I can’t imagine how many people skip out on American Youth Symphony concerts because of the name, thinking, “I don’t want to hear a bunch of kids.” Let’s get something straight: when the musicians in this orchestra come together to play, they sound better than most of our country’s professional orchestras. The upper limit on age is 27; the large majority of musicians are studying their instruments full time at the undergraduate or graduate level, they’re paid, and they rehearse twice as much (if not more) than a professional ensemble ever does. Plus all of the concerts are free, and the programs are getting more and more innovative every season.
Last night’s concert kicked off the beginning of a three-year project to explore the music of film composer Danny Elfman. Conducted by notable film composer David Newman, the orchestra presented selections from Edward Scissorhands, Sommersby, and Batman. Edward Scissorhands was performed with a professional women’s chorus and synced to film, while Newman arranged concert suites of the most memorable and affecting music from Sommersby and Batman.
It wasn’t just film music, though. The evening opened with AYS Music Director Alexander Treger at the podium for Bartok’s Divirtimento for Strings and Stravinsky’s Suite No. 2 for Small Orchestra. The fact that Treger is a violinist showed throughout the Bartok, which was conducted with a beautiful sense of color, and had no shortage of virtuosic fireworks to applaud. Stravinsky’s Suite No. 2 was, well, Stravinsky’s Suite No. 2, and sounded great.
The highlight of the evening was the score from Batman. I’ve seen AYS quite a few times, but I’ve never with so much brass onstage.
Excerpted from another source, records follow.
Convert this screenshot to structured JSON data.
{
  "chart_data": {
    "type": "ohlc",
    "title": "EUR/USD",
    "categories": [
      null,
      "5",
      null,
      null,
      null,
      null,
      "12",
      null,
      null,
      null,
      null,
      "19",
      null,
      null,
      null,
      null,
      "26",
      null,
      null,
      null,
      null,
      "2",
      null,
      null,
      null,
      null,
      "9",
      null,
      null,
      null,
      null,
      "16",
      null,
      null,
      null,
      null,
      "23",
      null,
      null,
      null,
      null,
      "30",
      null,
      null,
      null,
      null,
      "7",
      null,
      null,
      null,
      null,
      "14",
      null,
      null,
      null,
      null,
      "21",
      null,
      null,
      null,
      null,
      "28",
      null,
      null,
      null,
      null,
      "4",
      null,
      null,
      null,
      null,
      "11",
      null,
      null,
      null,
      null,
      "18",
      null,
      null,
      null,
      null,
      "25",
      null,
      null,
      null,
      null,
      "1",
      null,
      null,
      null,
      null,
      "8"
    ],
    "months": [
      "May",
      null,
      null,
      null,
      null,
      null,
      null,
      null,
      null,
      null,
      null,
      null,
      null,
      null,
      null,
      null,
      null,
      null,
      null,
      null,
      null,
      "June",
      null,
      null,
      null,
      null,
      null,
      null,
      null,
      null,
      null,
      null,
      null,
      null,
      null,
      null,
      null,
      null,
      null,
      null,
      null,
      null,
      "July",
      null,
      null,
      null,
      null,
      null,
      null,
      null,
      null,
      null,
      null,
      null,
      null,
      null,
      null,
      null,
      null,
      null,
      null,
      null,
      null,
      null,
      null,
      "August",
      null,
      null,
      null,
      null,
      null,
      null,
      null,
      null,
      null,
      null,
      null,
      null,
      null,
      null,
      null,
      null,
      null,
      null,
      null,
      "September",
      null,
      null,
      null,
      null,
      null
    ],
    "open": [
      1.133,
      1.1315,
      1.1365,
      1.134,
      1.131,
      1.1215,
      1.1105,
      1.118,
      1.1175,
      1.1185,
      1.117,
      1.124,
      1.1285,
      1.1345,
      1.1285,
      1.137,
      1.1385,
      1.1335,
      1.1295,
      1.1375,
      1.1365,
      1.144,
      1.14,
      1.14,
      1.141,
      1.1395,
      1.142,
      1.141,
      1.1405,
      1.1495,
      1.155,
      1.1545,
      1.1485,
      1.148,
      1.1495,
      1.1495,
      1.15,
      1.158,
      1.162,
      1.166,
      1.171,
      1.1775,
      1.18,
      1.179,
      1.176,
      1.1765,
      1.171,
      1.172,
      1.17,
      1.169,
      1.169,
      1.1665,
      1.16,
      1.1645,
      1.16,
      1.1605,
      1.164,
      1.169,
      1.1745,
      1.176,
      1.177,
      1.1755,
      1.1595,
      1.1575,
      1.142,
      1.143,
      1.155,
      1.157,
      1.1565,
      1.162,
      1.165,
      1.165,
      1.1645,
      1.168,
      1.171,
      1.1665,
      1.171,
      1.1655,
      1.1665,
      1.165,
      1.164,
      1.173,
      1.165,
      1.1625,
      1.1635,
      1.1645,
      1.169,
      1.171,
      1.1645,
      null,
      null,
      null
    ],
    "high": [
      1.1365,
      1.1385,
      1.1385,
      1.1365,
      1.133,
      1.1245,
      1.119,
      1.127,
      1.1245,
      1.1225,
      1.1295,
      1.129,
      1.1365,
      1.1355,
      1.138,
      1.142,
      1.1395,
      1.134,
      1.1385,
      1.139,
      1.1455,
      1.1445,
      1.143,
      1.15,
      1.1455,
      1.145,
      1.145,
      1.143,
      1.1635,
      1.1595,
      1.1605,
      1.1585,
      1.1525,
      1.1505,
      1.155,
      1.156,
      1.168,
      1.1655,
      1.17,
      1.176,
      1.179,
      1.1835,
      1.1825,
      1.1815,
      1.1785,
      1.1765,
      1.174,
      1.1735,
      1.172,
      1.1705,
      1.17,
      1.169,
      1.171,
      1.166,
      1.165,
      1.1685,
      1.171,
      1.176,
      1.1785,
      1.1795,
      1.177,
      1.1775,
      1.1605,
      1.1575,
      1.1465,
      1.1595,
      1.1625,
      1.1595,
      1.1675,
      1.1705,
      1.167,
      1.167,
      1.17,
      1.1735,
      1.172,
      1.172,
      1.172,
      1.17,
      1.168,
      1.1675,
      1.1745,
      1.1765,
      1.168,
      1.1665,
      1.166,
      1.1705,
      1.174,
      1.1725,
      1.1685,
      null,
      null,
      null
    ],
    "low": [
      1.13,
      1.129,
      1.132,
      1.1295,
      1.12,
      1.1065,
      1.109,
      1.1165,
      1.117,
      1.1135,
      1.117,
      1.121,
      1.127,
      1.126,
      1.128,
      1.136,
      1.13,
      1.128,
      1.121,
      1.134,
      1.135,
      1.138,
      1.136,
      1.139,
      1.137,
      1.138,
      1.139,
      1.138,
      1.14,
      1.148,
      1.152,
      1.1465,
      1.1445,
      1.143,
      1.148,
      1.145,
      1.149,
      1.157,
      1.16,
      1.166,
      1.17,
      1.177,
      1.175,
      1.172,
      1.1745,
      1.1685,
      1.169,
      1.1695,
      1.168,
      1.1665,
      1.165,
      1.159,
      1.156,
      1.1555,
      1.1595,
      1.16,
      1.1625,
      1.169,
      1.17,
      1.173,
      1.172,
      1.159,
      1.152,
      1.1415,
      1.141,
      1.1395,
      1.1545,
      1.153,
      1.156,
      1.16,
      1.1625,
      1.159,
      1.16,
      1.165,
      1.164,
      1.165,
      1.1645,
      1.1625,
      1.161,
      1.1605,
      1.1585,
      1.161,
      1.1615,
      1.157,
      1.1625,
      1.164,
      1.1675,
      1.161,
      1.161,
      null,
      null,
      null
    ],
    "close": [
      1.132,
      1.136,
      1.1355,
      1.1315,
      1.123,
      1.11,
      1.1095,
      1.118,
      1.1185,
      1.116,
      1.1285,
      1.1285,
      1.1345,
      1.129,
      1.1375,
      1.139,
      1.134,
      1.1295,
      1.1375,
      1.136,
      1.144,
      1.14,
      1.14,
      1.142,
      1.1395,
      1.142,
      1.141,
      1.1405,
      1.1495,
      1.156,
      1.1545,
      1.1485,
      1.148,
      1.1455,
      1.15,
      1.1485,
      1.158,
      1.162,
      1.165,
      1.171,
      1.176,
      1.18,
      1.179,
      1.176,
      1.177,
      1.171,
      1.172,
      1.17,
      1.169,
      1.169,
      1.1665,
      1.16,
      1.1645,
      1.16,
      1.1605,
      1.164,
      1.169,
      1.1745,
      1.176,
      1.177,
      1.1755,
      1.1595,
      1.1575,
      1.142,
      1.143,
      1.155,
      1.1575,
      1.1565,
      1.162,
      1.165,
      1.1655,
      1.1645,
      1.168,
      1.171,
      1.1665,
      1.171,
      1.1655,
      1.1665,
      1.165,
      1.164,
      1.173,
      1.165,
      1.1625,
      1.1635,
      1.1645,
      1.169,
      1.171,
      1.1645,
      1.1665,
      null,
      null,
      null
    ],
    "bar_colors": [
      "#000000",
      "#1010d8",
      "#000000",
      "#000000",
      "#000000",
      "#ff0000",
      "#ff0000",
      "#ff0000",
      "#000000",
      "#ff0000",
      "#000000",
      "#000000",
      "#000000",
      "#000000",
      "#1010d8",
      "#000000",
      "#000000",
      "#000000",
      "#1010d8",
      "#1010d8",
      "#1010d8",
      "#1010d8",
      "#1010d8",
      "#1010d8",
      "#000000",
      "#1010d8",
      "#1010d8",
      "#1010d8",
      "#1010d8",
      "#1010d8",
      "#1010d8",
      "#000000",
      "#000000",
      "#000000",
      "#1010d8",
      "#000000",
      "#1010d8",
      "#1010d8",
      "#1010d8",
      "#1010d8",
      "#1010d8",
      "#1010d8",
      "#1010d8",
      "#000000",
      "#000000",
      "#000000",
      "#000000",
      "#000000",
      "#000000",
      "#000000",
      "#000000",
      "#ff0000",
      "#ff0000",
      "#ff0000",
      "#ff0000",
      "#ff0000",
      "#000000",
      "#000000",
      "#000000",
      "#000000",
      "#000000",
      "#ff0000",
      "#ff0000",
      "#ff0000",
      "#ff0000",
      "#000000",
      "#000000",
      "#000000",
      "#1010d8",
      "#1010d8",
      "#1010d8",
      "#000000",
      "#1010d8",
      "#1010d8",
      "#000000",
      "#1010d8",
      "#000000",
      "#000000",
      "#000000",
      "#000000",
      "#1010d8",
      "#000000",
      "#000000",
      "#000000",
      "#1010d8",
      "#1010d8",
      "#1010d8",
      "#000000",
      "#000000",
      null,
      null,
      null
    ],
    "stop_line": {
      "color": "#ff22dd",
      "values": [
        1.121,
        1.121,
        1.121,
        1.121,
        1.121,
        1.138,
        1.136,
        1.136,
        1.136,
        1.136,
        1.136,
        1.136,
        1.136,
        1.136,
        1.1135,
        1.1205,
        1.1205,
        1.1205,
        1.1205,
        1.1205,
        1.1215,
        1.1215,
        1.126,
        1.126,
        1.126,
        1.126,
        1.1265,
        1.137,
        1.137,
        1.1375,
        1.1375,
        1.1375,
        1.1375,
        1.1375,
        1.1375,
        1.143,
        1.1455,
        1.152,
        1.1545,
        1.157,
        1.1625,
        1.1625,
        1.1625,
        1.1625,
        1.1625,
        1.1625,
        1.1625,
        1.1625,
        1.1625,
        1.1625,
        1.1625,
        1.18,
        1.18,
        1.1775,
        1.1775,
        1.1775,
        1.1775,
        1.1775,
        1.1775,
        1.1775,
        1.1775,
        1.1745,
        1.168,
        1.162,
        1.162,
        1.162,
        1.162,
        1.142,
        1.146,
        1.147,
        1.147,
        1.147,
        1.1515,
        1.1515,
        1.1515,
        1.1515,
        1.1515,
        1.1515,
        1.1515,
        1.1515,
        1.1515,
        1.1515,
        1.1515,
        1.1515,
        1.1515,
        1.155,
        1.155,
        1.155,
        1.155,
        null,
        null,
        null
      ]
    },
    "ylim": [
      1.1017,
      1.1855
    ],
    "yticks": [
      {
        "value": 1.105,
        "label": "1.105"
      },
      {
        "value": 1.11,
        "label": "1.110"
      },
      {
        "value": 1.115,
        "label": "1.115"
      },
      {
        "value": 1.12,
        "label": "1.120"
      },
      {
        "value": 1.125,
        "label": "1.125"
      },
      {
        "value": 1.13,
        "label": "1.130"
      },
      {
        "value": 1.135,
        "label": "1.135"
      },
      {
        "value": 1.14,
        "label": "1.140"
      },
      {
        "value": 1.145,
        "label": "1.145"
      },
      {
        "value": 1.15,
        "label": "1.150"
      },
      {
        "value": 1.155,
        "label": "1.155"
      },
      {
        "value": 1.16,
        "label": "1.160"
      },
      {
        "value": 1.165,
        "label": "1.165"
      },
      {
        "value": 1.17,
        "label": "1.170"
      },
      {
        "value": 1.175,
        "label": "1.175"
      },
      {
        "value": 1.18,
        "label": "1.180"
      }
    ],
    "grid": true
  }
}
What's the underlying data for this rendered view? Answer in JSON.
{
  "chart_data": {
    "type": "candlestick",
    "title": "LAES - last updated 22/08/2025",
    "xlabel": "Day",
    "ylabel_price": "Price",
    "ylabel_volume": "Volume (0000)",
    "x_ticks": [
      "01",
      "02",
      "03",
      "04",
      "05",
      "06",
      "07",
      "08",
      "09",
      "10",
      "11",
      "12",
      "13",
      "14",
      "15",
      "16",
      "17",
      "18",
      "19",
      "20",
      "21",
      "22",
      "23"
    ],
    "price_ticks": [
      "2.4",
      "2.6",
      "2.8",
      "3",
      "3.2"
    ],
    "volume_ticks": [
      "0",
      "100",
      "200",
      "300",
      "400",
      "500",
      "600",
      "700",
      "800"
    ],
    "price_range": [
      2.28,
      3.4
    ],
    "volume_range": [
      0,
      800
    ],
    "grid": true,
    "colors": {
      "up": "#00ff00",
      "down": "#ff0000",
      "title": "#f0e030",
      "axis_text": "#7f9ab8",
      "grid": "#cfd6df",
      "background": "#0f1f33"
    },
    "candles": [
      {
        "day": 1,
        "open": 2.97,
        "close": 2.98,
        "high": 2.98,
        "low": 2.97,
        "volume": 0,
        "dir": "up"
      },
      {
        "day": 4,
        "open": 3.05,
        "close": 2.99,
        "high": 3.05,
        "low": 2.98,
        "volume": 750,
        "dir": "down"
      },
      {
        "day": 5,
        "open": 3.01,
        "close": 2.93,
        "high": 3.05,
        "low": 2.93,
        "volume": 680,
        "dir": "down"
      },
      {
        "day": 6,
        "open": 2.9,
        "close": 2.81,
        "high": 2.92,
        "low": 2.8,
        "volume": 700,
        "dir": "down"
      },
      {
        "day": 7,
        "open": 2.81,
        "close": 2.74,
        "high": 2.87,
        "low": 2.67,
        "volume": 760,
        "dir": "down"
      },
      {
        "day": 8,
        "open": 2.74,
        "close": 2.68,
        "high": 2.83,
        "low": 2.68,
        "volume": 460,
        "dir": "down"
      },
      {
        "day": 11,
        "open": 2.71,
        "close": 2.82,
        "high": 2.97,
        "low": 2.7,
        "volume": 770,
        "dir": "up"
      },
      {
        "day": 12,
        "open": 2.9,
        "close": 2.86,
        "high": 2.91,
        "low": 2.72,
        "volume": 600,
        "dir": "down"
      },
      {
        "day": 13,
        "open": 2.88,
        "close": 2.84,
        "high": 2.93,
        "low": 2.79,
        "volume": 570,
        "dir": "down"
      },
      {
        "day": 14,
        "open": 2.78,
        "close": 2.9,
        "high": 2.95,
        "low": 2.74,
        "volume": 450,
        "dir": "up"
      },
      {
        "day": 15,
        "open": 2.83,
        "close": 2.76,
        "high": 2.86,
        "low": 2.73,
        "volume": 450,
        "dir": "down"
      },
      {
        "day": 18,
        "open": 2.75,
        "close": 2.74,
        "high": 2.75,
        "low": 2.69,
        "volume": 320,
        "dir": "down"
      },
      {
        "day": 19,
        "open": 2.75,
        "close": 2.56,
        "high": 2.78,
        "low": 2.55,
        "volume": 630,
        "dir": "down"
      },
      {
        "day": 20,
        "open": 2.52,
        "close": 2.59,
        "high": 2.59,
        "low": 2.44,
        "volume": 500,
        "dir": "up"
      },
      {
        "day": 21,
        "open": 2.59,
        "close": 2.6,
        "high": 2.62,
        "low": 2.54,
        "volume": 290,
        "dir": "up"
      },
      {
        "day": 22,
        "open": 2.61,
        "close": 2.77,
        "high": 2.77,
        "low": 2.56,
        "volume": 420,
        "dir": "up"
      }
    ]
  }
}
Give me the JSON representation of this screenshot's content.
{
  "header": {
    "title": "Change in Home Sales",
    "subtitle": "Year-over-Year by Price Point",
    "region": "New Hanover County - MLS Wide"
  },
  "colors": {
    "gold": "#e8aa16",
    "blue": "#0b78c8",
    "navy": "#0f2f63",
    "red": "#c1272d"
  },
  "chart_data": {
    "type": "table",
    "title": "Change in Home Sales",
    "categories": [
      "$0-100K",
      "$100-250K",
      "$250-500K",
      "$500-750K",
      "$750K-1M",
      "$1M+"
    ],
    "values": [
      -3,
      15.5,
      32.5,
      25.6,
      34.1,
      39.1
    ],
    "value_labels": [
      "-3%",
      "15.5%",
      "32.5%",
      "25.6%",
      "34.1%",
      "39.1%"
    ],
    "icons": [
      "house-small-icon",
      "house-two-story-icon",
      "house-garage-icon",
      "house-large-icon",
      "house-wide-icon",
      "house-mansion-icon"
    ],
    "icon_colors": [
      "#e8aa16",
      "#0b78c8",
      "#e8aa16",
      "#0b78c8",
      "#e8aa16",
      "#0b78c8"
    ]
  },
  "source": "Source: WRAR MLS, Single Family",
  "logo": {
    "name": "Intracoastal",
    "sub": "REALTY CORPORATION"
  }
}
Combined with Royce Hall’s perfectly balanced organ, the band blasted their way through Newman’s four selections, and the audience practically leaped to their feet at the final downbeat. Elfman himself took the stage for bows, and was clearly impressed and humbled by the young musicians’ performance of his work.
That was, unfortunately, the final concert of AYS’s 2011-12 season. But with two more years of Elfman concerts (did I mention these are all free?), and the quality of the performances almost always astounding, we have a lot to look forward to come next season.